This old interview of Alex Zhu, founder of Musical.ly later acquired by TikTok, is a gold mine of product wisdom.
(Alex after selling Musical.ly to TikTok served as Head of TikTok for ByteDance, the Chinese company that owns the short-video app before recently moving to the new role of ByteDance’s Vice President for Product & Design).
Alex’s thinking is almost unparalleled to anything I have seen lately. How his minds find analogies in product development with economics, government and social status are so insightful. Here are some lessons:
1) If you want to build a new UGC platform then the content has to be extremely light – both creation and consumption need to happen within seconds instead of minutes or hours.
2) It’s pretty hard for a new startup to change human nature. It’s better to follow human nature than to fight against it. For example, people scroll, text, watch, or play games when they are on a commute instead of learning something. That’s one big reason why entertainment apps tend to do much better than educational apps.
3) It helps tremendously if your early adopters are young, especially teenagers – because they have time, they are creative, and digital natives. If you attract enough of them and they really like your product, their word of mouth becomes a great distribution flywheel.
4) Many products can work at scale when they have all the bells and whistles for everyone. However, you need to optimize your product for early adopters and version 1.0. Your product needs to have great utility.
5) Initial users of Instagram 1.0 didn’t use it for stories, feeds, likes, comments, etc. They used it to make their pictures look great with amazing filters to be posted on social media platforms which made them look cool.
6) Musically had a WeChat group of hundreds of users whom they interacted with daily to learn how they think and be immersed with them. Their team would share product wireframes with these users before writing any piece of code.
7) He paints a great example of how starting a product community is similar to starting a new land and seeding the economy and how you want people to migrate from other countries to your country. Let’s use America as an analogy for Musically. Instagram/Facebook is Europe. You want people from Europe to move to America. How do you convince them?

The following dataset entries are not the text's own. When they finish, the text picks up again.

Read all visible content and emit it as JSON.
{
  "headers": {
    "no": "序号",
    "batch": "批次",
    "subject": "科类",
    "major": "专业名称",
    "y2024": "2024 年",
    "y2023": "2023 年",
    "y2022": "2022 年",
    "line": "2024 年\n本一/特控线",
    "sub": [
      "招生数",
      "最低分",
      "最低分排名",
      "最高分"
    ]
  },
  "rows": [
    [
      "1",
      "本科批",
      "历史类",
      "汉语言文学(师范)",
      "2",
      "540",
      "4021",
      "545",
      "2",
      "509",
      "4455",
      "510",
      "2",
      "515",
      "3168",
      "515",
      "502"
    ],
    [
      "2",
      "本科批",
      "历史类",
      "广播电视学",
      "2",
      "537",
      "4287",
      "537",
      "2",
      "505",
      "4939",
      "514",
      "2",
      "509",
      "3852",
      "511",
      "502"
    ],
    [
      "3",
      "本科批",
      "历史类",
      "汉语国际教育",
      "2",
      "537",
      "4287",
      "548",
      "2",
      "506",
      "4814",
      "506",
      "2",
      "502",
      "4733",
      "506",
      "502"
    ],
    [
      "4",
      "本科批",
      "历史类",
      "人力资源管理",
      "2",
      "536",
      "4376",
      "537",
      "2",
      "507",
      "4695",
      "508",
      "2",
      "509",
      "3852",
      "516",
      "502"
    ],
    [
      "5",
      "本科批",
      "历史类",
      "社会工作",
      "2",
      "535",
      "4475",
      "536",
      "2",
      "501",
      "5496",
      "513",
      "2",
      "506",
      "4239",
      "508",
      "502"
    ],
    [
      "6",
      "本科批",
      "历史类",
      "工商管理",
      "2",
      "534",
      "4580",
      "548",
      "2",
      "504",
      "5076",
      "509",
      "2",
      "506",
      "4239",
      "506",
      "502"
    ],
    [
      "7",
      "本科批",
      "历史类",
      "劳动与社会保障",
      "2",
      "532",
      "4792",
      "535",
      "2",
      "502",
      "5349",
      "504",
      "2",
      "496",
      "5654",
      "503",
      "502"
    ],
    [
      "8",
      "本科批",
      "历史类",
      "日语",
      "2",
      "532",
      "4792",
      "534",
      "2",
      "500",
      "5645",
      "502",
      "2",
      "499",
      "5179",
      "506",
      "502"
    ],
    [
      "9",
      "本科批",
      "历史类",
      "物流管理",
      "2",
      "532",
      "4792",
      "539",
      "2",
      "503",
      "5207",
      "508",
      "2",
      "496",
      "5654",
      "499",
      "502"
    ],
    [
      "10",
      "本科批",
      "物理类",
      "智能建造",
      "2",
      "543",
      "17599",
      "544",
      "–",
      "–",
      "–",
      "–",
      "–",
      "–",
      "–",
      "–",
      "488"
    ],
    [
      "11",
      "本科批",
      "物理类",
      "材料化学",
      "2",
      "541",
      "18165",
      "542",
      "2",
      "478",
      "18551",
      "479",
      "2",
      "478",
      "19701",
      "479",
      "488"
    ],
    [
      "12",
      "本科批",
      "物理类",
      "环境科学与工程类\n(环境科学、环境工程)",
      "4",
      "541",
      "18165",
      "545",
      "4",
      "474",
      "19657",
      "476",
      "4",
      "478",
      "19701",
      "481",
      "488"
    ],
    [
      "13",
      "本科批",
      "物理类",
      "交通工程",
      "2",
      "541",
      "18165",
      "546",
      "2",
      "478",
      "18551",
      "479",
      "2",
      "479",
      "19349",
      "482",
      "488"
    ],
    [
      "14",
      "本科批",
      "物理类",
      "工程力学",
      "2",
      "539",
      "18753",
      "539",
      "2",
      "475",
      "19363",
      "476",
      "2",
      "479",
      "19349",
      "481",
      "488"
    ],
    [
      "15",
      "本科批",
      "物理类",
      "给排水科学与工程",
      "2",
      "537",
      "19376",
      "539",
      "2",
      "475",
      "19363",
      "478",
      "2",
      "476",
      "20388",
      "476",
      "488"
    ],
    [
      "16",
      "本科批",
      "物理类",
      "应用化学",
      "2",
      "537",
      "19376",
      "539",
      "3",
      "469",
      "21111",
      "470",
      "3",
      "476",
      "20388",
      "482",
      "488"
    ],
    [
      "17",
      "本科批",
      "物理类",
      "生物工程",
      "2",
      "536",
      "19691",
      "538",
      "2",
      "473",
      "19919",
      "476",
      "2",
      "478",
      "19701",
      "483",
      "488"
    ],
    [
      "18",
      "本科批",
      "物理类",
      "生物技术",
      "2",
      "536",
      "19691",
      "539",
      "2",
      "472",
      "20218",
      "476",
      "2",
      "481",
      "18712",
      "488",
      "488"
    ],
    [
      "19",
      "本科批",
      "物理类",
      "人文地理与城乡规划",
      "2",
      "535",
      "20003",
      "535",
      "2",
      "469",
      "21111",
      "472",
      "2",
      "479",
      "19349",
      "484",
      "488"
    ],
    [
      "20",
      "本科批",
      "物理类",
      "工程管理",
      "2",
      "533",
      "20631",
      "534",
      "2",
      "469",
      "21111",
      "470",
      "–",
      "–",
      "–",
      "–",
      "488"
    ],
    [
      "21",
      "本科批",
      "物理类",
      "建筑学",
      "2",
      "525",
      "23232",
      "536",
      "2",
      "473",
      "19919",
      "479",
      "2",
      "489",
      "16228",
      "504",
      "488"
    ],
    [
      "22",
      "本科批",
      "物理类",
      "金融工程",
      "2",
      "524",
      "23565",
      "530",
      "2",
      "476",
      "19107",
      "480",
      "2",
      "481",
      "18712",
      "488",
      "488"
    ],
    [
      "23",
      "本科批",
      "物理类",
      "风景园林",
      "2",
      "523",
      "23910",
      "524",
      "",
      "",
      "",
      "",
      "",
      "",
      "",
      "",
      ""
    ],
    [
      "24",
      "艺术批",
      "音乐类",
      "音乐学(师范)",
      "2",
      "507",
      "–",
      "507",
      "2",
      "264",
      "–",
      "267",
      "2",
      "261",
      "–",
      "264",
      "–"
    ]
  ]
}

8) The average citizen of Europe has zero to no opportunity to move upward in the social class. They leveraged this by building it for the average citizens in America – allowing them to upgrade their social status when they move here.
9) In the early days, you have to build a centralized economy – you want wealth to be distributed to a small percentage of people so they can prosper and become the role models to attract more people. You want people in Europe to look at a normal person in America who was just like them who became rich after moving there. So they’d want to migrate to America too.
10) You want the early users of your product to get a lot of value out of your product fairly quickly. This will help other content creators to be inspired and migrate to your product – a great low CAC distribution strategy.
11) However, you have to decentralize the economy at the same time. There needs to be a middle class – an average person should have an opportunity to become successful. Give all types of users the satisfaction to create and consume content.
12) Most people join social media platforms to gain fame. However, once they reach fame it’s not enough. Revenue is what leads to retention. If they are making money they will stick around. Youtube is a great example of that.
13) The interesting thing about Musically is it uses music as a raw material in the product. Music is not the product, it’s a core part of the product. Whereas, music is the product for Spotify and Pandora. So Musically doesn’t compete with them or labels and publishers. It amplifies them and becomes a great distribution platform for songs.
14) Example – Jason Derulo published his music on Musically before the official release. Within a couple of days, more than 1M videos were created by users with that sound clip. Those videos are then shared on different social media platforms leading to even more impressions. The song led to a huge success and sales when it was officially released.
Musical.ly had 60 Million MAU in 2017 when it got acquired by ByteDance for $800 million to $1 billion. It was rolled into TikTok almost a year after the acquisition.